Hello! I have a case which i would like to discuss with you.

I am national of Armenia and was born in Armenia.
My grandfather was born in France, Marseille. When he was 4 years old he was moved to Armenia.

Now i have the birth certificate of my grandfather indicated the birth date and birth place (France).

They say i can apply for France nationality or receive some French passport.

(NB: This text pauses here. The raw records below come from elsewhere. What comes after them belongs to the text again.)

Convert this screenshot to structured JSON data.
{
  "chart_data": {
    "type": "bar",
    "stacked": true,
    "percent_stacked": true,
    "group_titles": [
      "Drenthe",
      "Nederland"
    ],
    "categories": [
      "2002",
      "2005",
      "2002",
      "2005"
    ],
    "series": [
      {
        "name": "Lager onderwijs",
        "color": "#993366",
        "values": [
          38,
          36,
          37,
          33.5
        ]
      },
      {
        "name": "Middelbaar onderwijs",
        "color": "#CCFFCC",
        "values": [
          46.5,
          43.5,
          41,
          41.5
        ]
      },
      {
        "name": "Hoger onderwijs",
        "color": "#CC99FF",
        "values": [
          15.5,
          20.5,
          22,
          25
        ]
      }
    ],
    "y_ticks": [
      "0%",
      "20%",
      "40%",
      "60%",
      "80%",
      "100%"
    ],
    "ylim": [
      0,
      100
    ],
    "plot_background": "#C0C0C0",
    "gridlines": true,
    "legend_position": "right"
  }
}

Does anybody have information on this?

Thanks in advance for your support


----------



## Bevdeforges

To apply for a French passport, I think you're going to need the CNF first. The CNF is the document that "proves" that you are French. Once you have that (and it can be a long process - figure on 1 to 3 years) you can then register your birth in Nantes (your so-called "French birth certificate"), obtain a French national identity card and obtain a French passport, depending on your needs. But you'll probably need to go for the CNF first.


----------



## BraveHorse

Yes, with a French ancestor, you can apply for French citizenship. My only advice is to apply today, because it's gonna take months.


----------



## BackinFrance

ArmBoy said:


> Hello! I have a case which i would like to discuss with you.
> 
> I am national of Armenia and was born in Armenia.
> My grandfather was born in France, Marseille. When he was 4 years old he was moved to Armenia.
> 
> Now i have the birth certificate of my grandfather indicated the birth date and birth place (France).
> 
> They say i can apply for France nationality or receive some French passport.
> 
> Does anybody have information on this?
> 
> Thanks in advance for your support


Who says you can apply for French nationality? Usually it is a requirement that you have a French parent and I for one don't know that Arméniens have a special entitlement to French citizenship via a French grandparent.


----------



## 255

ArmBoy -- There are a few threads on this subject. If I remember right, everyone, in your situation (French Grandparent,) first went through the process to secure their parent's French citizenship, then applying themselves, based on their parent's French citizenship. This seems to confirm what @BackinFrance stated. Cheers, 255


----------